Aujourd’hui, l’histoire a repris ses droits, et au-delà, la manifestation de ce premier mai 2009 a fait sauter de nouvelles barrières. Elle prouve d’une part que la Turquie actuellement vit une période majeure de son histoire. Le multipartisme est aujourd’hui bel et bien ancré et arrive à se faire entendre. La manifestation est également une preuve de la cohésion sociale et malgré quelques heurts, les manifestants ont montrée aux autorités qu’ils étaient capables de tenir une manifestation de cette importance symbolique sans trop d’incidents, ce qui est une gageure dans un pays fortement militarisé et où toute manifestation reste suspecte (dans les autres villes turcs Izmir, Ankara, Bursa, Antalya, les manifestations pour le 1er Mai ont également été tenues avec succès). Par ailleurs, la pression (ou la carotte) européenne depuis 2002 au moins, a eu pour mérite de largement décloisonné le pays d’un point de vue idéologique. La légalisation de plusieurs partis d’extrême gauche et d’autres partis de contestation en est aujourd’hui une autre preuve. Et puis, ce qui me semble le plus important est la montée de la société de la civile qui depuis une dizaine d’année ne cesse de prendre de l’ampleur. Longtemps ostracisé, les turcs n’hésitent plus à sortir dans la rue et a montré au grand jour leur mécontentement sur les questions politiques et sociales. En tout cas, le rendez-vous est déjà pris sur la place Taksim pour l’année prochaine.

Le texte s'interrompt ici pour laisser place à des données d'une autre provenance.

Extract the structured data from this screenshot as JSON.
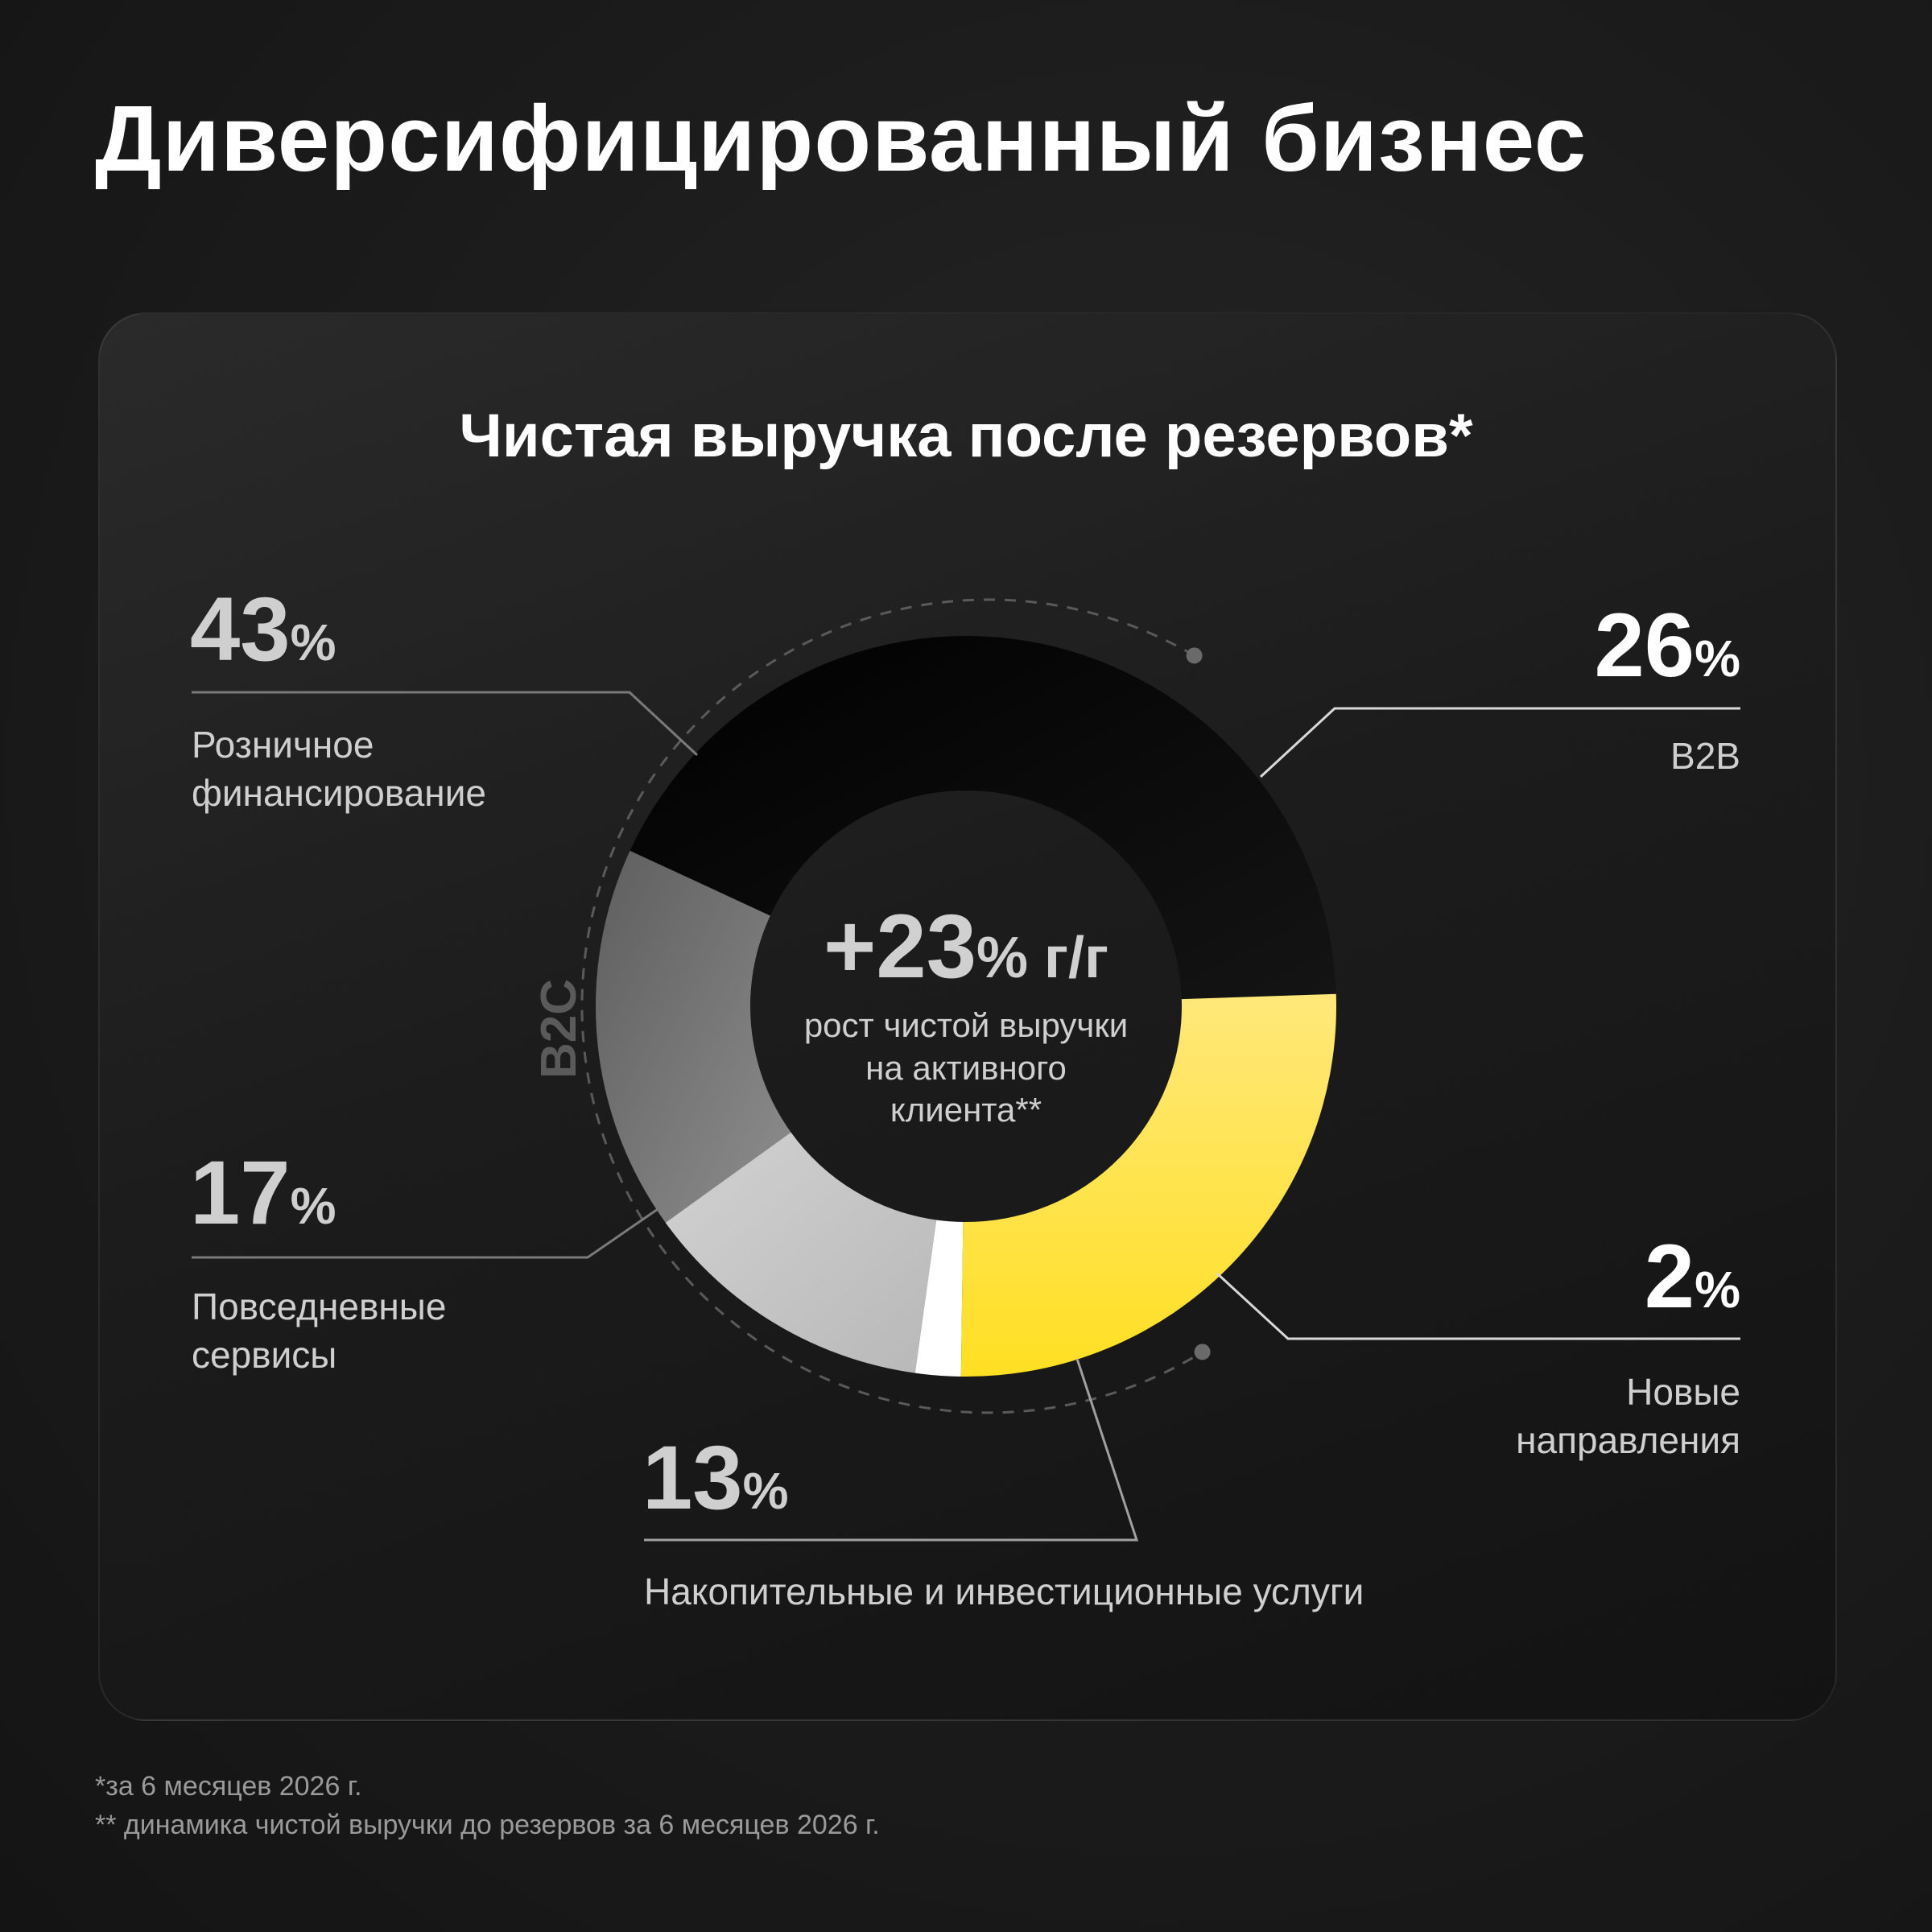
{
  "page_title": "Диверсифицированный бизнес",
  "chart_data": {
    "type": "pie",
    "title": "Чистая выручка после резервов*",
    "variant": "donut",
    "start_angle_deg": 1.9,
    "direction": "counterclockwise",
    "slices": [
      {
        "label": "Розничное финансирование",
        "value": 43,
        "color": "#060606"
      },
      {
        "label": "Повседневные сервисы",
        "value": 17,
        "color": "#7a7a7a"
      },
      {
        "label": "Накопительные и инвестиционные услуги",
        "value": 13,
        "color": "#c4c4c4"
      },
      {
        "label": "Новые направления",
        "value": 2,
        "color": "#ffffff"
      },
      {
        "label": "B2B",
        "value": 26,
        "color": "#ffe033"
      }
    ],
    "group_label": "B2C",
    "center": {
      "value": "+23",
      "unit": "% г/г",
      "caption": [
        "рост чистой выручки",
        "на активного",
        "клиента**"
      ]
    }
  },
  "labels": {
    "retail": {
      "num": "43",
      "sign": "%",
      "text": [
        "Розничное",
        "финансирование"
      ]
    },
    "daily": {
      "num": "17",
      "sign": "%",
      "text": [
        "Повседневные",
        "сервисы"
      ]
    },
    "savings": {
      "num": "13",
      "sign": "%",
      "text": [
        "Накопительные и инвестиционные услуги"
      ]
    },
    "b2b": {
      "num": "26",
      "sign": "%",
      "text": [
        "B2B"
      ]
    },
    "new": {
      "num": "2",
      "sign": "%",
      "text": [
        "Новые",
        "направления"
      ]
    }
  },
  "footnotes": [
    "*за 6 месяцев 2026 г.",
    "** динамика чистой выручки до резервов за 6 месяцев 2026 г."
  ],
  "colors": {
    "accent": "#ffe033",
    "background": "#1b1b1b",
    "card": "#1f1f1f"
  }
}
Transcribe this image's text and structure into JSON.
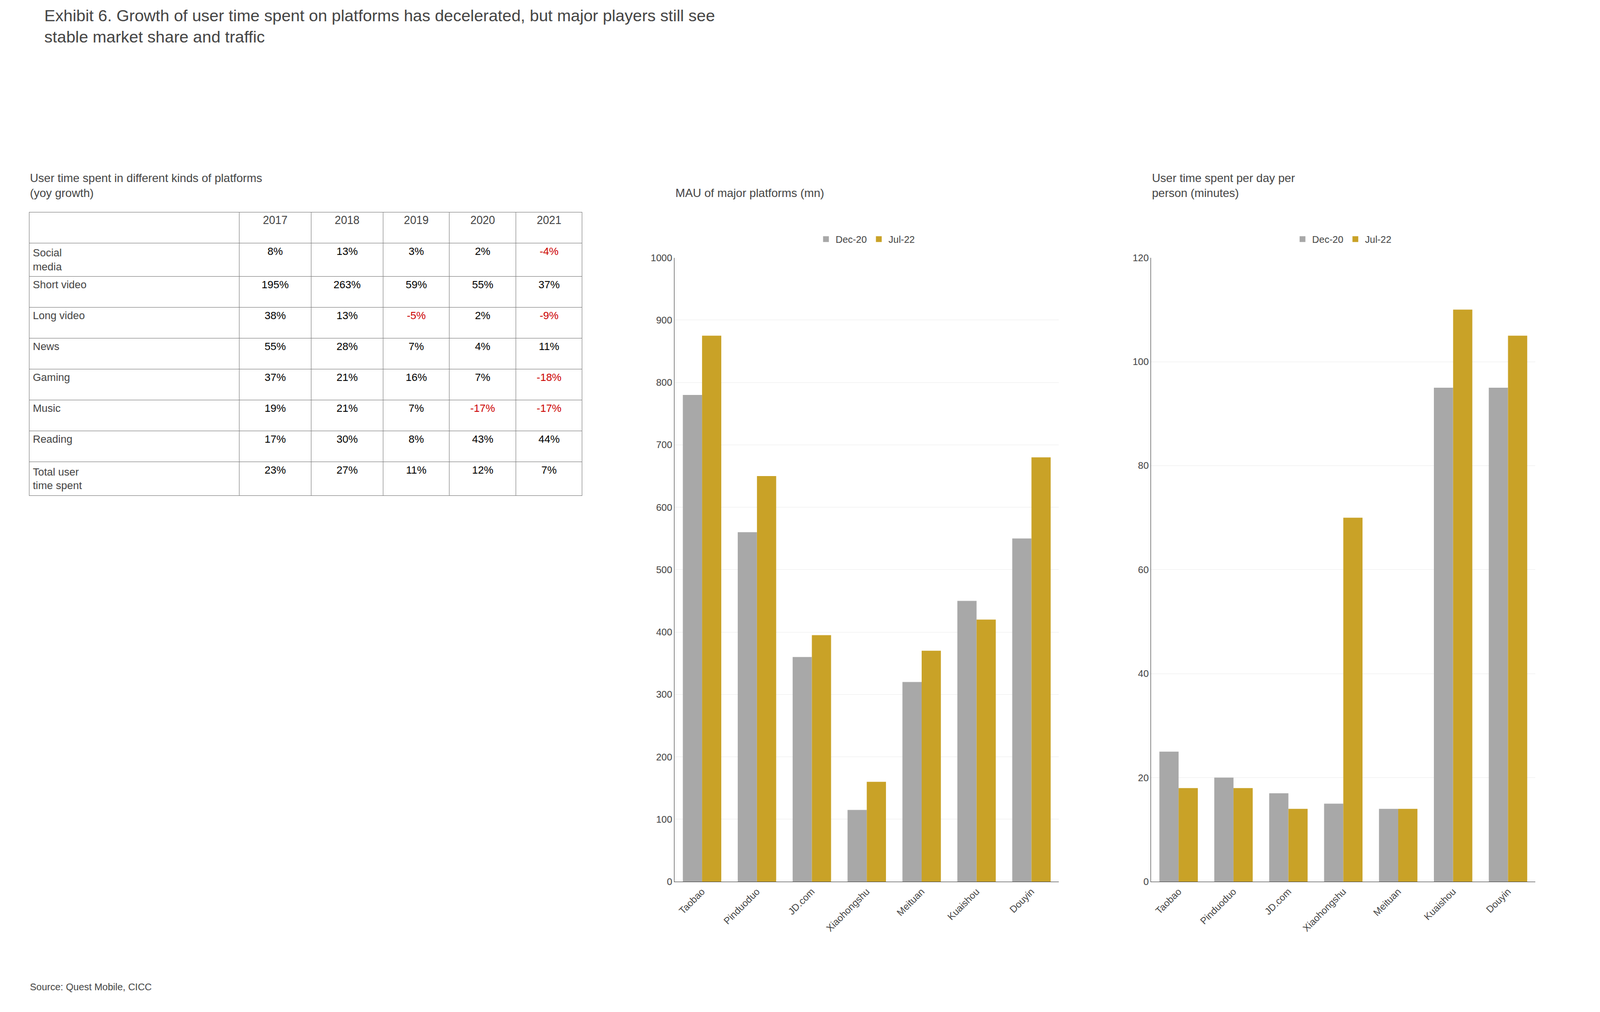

[1] La Confédération Révolutionnaire des Syndicats de Travailleurs, Devrimci İşçi Sendikaları Konfederasyonu. Créé en 1967, le D.İ.S.K. est la plus importante formation syndicale en Turquie avec le K.E.S.K..
[2] Le K.E.S.K ou Kamu Emekçileri Sendikaları Konfederasyonu, (La Confédération des Syndicats du Secteur Public), créé en 1995 fait partie des quatre plus grandes organisations syndicale du pays.
[3] Le Cumhuriyet Halk Partisi, le Parti Républicain du Peuple, social-démocrate, prônant le laïcisme kémalien et un certain nationalisme. Il s’agit du parti historique de la Turquie, celui que fonda Mustafa Kemal Atatürk en 1923 et qui dirigea le pays quasiment sans interruption jusqu’en 2002, date de la victoire de l’A.K.P. toujours au pouvoir actuellement.
[4] Le Demokratik Toplum Partisi, le Parti de la Société Démocratique, pro-kurde, fondé en 2005.
[5] Türk Komünist Partisi (Parti Communiste Turc) fondé en 1920, longtemps considéré comme illégale, le parti a participé en 2002 aux élections anticipées en faisant apparaître pour la première fois le terme communiste dans son titre. Aujourd’hui, le parti est considéré comme étant un acteur central dans la vie politique de gauche.
[6] Le Hak-İş ou Türkiye Hak İşçi Sendikaları Konfederasyounu, fait partie des quatre plus grands syndicat turc. Créé en 1976, ce syndicat est très proche traditionnellement du Turk-İş.
[7] Milliyetçi Hareket Partisi (Parti d’Action Nationaliste), l’extrême droite turc fondé en 1965, renommé en 1969, est un parti a fortement militarisé, impliqué dans de nombreuses affaires de corruption et de banditisme tout au long des décennies 70 et 80. Aujourd’hui toujours en vigueur, le M.H.P. tends à se renforcer et à glaner de nouvelles voix depuis les années 2000. En 2002, pour les élections législatives il est arrivé en 4ème position avec 8,3% de voix, mais n’ayant pas dépassé les 10% réglementaires, il n’avait pas pu être représenté au parlement. Les élections législatives de 2007, ont accrédité le parti de 14,29 % des voies, arrivant en 3ème position derrière l’A.K.P. (46,66 %) et le C.H.P. (20,85 %) donnant pour la première fois au M.H.P. son plus grand nombre de sièges au parlement avec 71 places. Aujourd’hui le parti est la troisième force d’opposition du pays et son influence ne cesse d’augmenter.
[8] Sur le mouvement Gladio et le plan « stay-behind » dans le cadre de la Guerre Froide Cf. http://fr.wikipedia.org/wiki/Stay-behind
[9] Halk Icin Kurtulus, N° 99, 19 September 1998.